Copom Mulher celebra um ano de combate à violência doméstica no DF

Programa da PMDF já atendeu mais de 1.120 mulheres via 190

Com um ano de funcionamento, o programa Copom Mulher da Polícia Militar do Distrito Federal (PMDF) se consolidou como uma ferramenta vital no enfrentamento à violência doméstica. Lançada em maio de 2024, a iniciativa, que disponibiliza o telefone 190 para atendimento a vítimas, já atendeu mais de 1.120 mulheres. A data foi celebrada em uma solenidade no Centro Integrado de Operações de Brasília (Ciob) nesta sexta (22), reunindo autoridades e parceiros.
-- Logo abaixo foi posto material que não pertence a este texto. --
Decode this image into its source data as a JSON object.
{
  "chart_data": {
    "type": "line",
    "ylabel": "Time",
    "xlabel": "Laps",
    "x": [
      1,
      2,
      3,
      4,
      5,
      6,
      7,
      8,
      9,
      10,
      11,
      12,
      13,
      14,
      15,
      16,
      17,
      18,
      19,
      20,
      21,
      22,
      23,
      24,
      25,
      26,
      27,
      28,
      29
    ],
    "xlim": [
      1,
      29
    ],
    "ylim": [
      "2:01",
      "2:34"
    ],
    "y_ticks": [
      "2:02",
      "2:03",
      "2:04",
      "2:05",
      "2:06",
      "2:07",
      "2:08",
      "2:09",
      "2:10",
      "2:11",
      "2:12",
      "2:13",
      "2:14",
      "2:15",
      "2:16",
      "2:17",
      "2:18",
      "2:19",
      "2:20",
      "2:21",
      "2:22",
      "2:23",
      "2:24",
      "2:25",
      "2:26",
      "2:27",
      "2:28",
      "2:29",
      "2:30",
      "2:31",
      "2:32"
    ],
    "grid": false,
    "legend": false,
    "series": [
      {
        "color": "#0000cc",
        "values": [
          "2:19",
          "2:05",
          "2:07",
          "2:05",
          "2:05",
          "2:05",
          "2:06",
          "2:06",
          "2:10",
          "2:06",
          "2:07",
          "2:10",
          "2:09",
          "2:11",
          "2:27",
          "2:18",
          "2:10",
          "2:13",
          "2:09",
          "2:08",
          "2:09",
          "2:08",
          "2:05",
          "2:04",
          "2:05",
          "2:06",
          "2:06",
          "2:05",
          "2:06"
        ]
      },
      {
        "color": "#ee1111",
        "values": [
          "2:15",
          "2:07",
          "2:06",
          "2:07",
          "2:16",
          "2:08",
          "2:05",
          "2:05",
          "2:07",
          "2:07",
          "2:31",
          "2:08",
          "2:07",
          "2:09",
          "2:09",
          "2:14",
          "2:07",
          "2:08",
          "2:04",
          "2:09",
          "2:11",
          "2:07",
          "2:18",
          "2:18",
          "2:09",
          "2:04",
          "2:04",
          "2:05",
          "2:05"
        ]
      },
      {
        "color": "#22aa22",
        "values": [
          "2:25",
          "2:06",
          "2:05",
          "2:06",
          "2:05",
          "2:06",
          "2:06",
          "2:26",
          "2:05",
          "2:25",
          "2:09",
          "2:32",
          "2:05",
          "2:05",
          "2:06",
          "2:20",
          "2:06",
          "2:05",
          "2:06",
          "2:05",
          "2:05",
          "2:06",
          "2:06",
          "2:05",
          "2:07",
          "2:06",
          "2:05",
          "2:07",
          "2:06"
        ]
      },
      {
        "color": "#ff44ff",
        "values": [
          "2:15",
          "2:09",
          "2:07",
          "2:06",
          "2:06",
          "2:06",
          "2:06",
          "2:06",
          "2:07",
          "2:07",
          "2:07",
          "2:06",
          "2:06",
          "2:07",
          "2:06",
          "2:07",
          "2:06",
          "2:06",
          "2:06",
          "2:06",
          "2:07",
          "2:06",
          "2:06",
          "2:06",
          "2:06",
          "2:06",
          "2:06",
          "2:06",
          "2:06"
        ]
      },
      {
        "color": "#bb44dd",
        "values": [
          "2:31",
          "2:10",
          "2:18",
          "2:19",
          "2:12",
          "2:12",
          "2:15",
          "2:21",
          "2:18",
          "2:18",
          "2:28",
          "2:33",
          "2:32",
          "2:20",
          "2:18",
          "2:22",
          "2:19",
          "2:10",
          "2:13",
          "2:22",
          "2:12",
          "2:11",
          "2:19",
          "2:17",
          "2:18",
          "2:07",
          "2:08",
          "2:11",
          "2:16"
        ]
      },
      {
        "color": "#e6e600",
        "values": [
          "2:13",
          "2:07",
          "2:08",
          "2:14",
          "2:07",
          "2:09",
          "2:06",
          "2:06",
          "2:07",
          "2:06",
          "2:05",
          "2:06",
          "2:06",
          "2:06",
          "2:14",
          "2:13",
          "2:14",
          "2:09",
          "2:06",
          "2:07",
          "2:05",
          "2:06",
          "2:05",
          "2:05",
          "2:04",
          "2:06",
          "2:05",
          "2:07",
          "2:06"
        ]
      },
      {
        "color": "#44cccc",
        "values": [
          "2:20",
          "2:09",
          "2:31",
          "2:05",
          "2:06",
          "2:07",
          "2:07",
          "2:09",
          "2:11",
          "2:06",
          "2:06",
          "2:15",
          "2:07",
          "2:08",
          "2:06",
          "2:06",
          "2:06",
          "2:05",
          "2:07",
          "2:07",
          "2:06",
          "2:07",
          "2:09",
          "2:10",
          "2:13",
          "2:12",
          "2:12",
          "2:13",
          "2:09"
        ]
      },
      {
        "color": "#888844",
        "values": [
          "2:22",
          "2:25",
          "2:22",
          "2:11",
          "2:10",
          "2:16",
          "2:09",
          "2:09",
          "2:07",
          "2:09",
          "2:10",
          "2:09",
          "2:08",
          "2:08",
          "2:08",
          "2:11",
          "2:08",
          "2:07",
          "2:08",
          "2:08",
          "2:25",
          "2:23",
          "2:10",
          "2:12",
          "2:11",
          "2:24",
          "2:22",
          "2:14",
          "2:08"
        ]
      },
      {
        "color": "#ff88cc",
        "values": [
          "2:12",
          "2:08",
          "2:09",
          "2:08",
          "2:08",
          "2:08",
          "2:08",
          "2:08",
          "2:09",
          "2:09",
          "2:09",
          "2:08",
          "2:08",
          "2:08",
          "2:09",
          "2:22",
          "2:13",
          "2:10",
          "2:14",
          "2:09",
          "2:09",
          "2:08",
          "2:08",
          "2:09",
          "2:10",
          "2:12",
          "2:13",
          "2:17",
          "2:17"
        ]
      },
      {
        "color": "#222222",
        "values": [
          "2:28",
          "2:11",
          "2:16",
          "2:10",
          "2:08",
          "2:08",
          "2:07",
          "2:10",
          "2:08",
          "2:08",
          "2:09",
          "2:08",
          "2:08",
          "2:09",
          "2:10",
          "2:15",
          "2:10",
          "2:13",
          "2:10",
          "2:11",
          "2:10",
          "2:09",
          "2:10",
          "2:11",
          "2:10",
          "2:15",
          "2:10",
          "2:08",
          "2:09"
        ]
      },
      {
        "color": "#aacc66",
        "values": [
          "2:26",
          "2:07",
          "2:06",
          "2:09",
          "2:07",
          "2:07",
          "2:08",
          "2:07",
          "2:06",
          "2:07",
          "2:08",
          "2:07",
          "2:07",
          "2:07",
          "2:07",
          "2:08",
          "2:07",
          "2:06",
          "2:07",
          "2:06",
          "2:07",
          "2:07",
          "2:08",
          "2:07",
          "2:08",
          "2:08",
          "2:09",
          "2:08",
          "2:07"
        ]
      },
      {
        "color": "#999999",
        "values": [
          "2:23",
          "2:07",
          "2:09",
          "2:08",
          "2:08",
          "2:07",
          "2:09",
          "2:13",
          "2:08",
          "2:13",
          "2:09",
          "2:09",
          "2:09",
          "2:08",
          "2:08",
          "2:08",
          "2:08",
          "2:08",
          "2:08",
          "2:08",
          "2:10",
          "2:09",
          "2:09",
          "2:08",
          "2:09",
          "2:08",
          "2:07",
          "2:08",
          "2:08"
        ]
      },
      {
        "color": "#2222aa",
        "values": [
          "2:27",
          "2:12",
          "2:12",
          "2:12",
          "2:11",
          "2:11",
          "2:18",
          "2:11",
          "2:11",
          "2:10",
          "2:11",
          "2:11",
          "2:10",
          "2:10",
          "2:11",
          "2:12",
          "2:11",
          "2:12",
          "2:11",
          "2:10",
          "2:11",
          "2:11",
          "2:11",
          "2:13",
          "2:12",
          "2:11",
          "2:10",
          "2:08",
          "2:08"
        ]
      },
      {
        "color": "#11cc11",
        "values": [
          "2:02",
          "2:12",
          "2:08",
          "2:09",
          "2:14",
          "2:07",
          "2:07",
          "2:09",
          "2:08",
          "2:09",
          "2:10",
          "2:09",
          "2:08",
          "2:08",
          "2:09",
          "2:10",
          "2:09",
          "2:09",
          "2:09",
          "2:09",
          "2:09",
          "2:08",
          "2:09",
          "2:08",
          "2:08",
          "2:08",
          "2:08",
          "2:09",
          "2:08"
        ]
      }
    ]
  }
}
O núcleo do programa, composto por policiais da reserva que voltaram à ativa, oferece acolhimento imediato, orientação e atenção especializada. Desde o lançamento, 32% das mulheres atendidas formalizaram denúncias em delegacias após o suporte inicial.

Atendimento humanizado

A comandante-geral da PMDF, coronel Ana Paula Habka, enfatizou que o programa prioriza a proteção da mulher. “Priorizamos o enfrentamento à violência contra a mulher. Cada ligação ao 190 representa uma vida protegida e uma família salva. O compromisso da PMDF é continuar inovando e fortalecendo nosso atendimento com eficiência e sensibilidade, integrando a rede de apoio e promovendo a proteção das mulheres”, declarou.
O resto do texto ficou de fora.